Secondly, help your child develop good homework habits. This does not have to be hours and hours unless they are in Years  9-12 and doing the top levels of Maths. The best way to do this is to have them do a manageable amount (see table below) at least 4 nights out of 7. What they do is important. Ideally, they should be doing practice of questions that are easy for them but are reinforcing the concepts taught recently in class. This is provided there are few gaps. We will come to “gap filling” shortly. Most teachers should be able to tell you what this should be. Usually it will be a question from the textbook or online list depending what is being covered.

Again, if you are struggling here, send me an email with the topic and year level and I will send you some starting material.

Guidance

Thirdly, be firm. (This is a bit of the pot calling the kettle black here but…). In Year 7, establish good practices such as:

  • No mobile phones or television while doing homework.
  • If computers must be used, try using software that only allows access to certain sites.
  • The child needs to show you their homework before and after it is finished. This might seem like you don’t trust them but you would not believe the number of parents who report their children stating that they have no homework when in fact they do, or that they have finished when in fact they were “surfing” the whole time.
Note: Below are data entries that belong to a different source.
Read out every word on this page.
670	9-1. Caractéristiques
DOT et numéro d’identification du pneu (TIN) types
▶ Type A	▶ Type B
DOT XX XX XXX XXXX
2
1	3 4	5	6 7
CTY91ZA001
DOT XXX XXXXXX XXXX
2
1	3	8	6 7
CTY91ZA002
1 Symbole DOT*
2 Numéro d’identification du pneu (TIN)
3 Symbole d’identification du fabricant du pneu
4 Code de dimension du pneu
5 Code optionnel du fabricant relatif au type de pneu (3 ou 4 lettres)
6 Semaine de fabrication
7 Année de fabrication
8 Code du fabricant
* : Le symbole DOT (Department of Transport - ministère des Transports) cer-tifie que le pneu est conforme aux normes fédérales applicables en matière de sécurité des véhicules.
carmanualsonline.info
How long should students be spending on homework?

Year Times per week All subjects homework
per night
Maths homework
per night
Total homework for a week Total Maths homework for a week
7 4 30 minutes 10 minutes 2 hours 40 minutes
8 4 45 minutes 15 minutes 3 hours 60 minutes
9 4-5 1-1 ½ hours 20 minutes 4 to 7 ½ hours 80 to 100 minutes
10 5 1 ½ to 2 hours 20 to 30 minutes 7 ½ to 10 hours 100 to 150 minutes
11 5-6 2 to 3 hours 30 to 60 minutes 10 to 18 hours 150 min to 6 hours
12 5-6 3 to 4 hours 30 to 75 minutes 18 to 24 hours 150 min to 7 ½ hours

Notes: The times listed above are a guide only. Factors that will influence the amount of time are efficiency, personal goals and academic preferences, and in senior years, the type of package (the times above relate mainly to tertiary packages – requiring an ATAR to enter university).

Finishing homework is as important as starting.

When homework time is finished, help your child to check the next day’s classes and ensure they have packed everything they need. Teach them the routine of checking their equipment (textbooks, exercise books, pencil case, calculator etc). This will help to ensure that their learning at school is also productive.

Wrap up

Year 7 is the best time to start getting homework routines going but it is not too late even in Year 12. I am not saying it will be easy but with the guidelines above, at least you have a starting point.

Do you have any questions? Email them to admin@missenlinks.com.au

Next time: Helping students establish homework routines for Maths.

NEXT NEXT TIME

Why is homework necessary for effective learning in Mathematics? It may be up to 4 or more days between lessons. Drop off occurs so that by the time they return to the classroom, there is nothing left in the short term memory and if there has been no practice, then there is nothing in long term memory either. We are effectively starting from scratch. The more practice, the deeper into long term memory the learning goes.